Galton's biological explanation for the regression phenomenon he observed is now known to be incorrect. He stated:
“A child inherits partly from his parents, partly from his ancestors. Speaking generally, the further his genealogy goes back, the more numerous and varied will his ancestry become, until they cease to differ from any equally numerous sample taken at haphazard from the race at large.”
This is incorrect, since a child receives its genetic make-up exclusively from its parents. There is no generation-skipping in genetic material: any genetic material from earlier ancestors must have passed through the parents (though it may not have been expressed in them). The phenomenon is better understood if we assume that the inherited trait (e.g., height) is controlled by a large number of recessive genes. Exceptionally tall individuals must be homozygous for increased height mutations at a large proportion of these loci. But the loci which carry these mutations are not necessarily shared between two tall individuals, and if these individuals mate, their offspring will be on average homozygous for "tall" mutations on fewer loci than either of their parents. In addition, height is not entirely genetically determined, but also subject to environmental influences during development, which make offspring of exceptional parents even more likely to be closer to the average than their parents.

>This is true. But the potential risk is not as great as the benefit, I would argue.
That's fair, clearly I disagree.

>> No.10904357

>>10903721
Bigger idiot
>>10903829
You’re an idiot
>>10903997
It does in terms of size of different structures

>> No.10904368

>>10903380
They are evil, they take normal behaviors like being “shy” and renaming it “anxiety" to sell you a pill instead of having the community help you.
Or “sad” becomes depressed, so instead of changing your environment, diet and lifestyle they sell you a pill.

>> No.10904370

>>10904357
and not you?
Why are we the idiots

>> No.10904927

>>10903180
It just proves 50 to 70% of the physicists out there shouldn't be physicists.

>> No.10904942

>>10904232
Yea, either me or somebody else with similar ideals. I also say stuff like schitzophrenia is an overactive imagination. Probably they could become writers or poets with proper support.

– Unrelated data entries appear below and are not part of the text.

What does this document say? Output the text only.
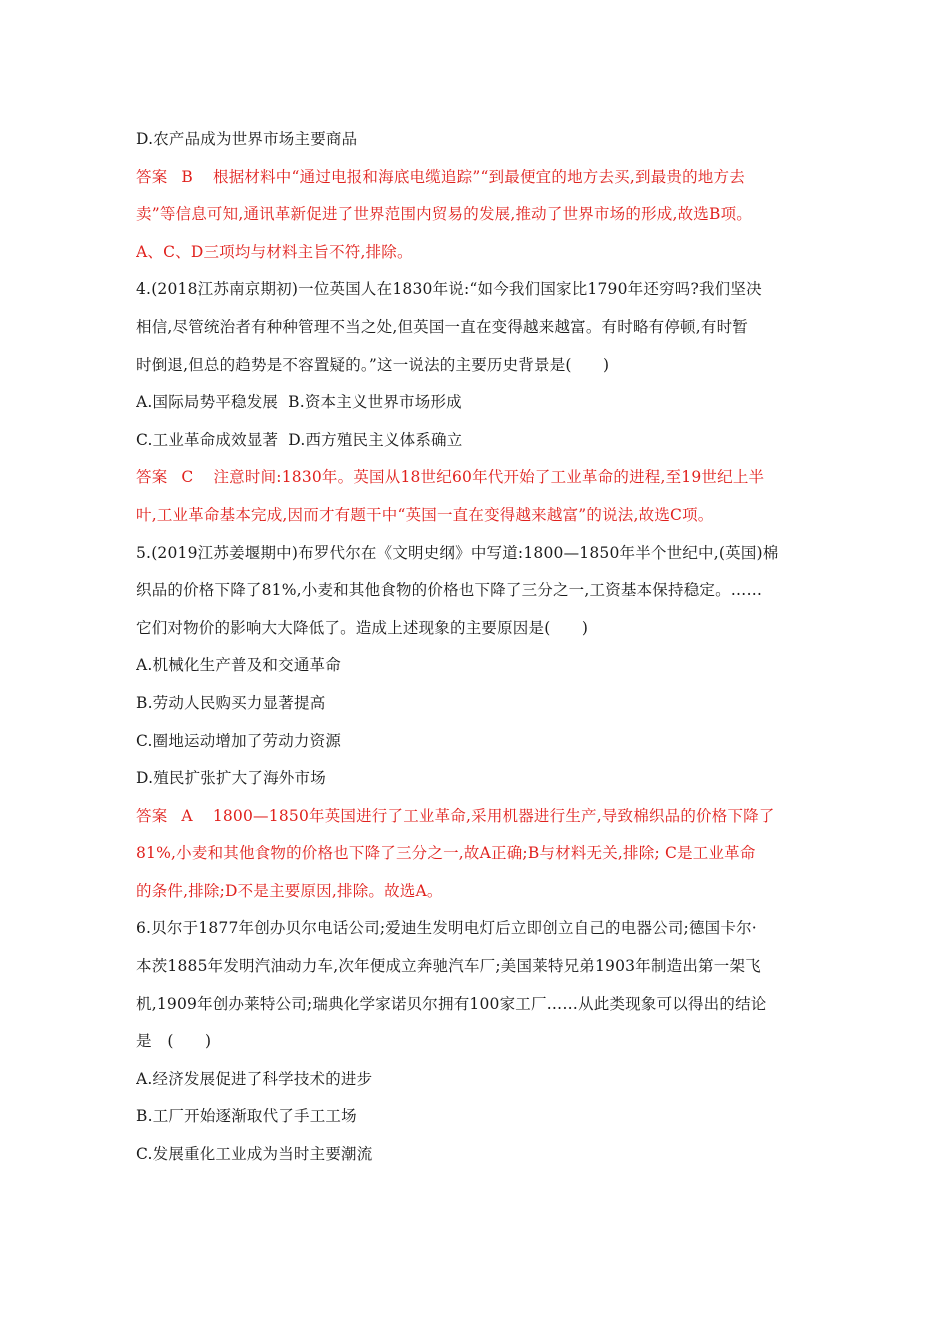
D.农产品成为世界市场主要商品
答案 B 根据材料中“通过电报和海底电缆追踪”“到最便宜的地方去买,到最贵的地方去
卖”等信息可知,通讯革新促进了世界范围内贸易的发展,推动了世界市场的形成,故选B项。
A、C、D三项均与材料主旨不符,排除。
4.(2018江苏南京期初)一位英国人在1830年说:“如今我们国家比1790年还穷吗?我们坚决
相信,尽管统治者有种种管理不当之处,但英国一直在变得越来越富。有时略有停顿,有时暂
时倒退,但总的趋势是不容置疑的。”这一说法的主要历史背景是(　　)
A.国际局势平稳发展 B.资本主义世界市场形成
C.工业革命成效显著 D.西方殖民主义体系确立
答案 C 注意时间:1830年。英国从18世纪60年代开始了工业革命的进程,至19世纪上半
叶,工业革命基本完成,因而才有题干中“英国一直在变得越来越富”的说法,故选C项。
5.(2019江苏姜堰期中)布罗代尔在《文明史纲》中写道:1800—1850年半个世纪中,(英国)棉
织品的价格下降了81%,小麦和其他食物的价格也下降了三分之一,工资基本保持稳定。……
它们对物价的影响大大降低了。造成上述现象的主要原因是(　　)
A.机械化生产普及和交通革命
B.劳动人民购买力显著提高
C.圈地运动增加了劳动力资源
D.殖民扩张扩大了海外市场
答案 A 1800—1850年英国进行了工业革命,采用机器进行生产,导致棉织品的价格下降了
81%,小麦和其他食物的价格也下降了三分之一,故A正确;B与材料无关,排除; C是工业革命
的条件,排除;D不是主要原因,排除。故选A。
6.贝尔于1877年创办贝尔电话公司;爱迪生发明电灯后立即创立自己的电器公司;德国卡尔·
本茨1885年发明汽油动力车,次年便成立奔驰汽车厂;美国莱特兄弟1903年制造出第一架飞
机,1909年创办莱特公司;瑞典化学家诺贝尔拥有100家工厂……从此类现象可以得出的结论
是　(　　)
A.经济发展促进了科学技术的进步
B.工厂开始逐渐取代了手工工场
C.发展重化工业成为当时主要潮流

Actively resisting certain mainstream concepts. Most of them plied by the psych caste.

>> No.10904951

>>10904942
>schitzophrenia is an overactive imagination
I do find it interesting that they say "schizophrenia causes brain atrophy" while the drug used for "treating" it results in just that.

>> No.10904962

>>10902617
>Dude look at this unsourced picture. They have different shiny colors!

>> No.10904989

>>10904951
What they are too stupid to understand they destroy.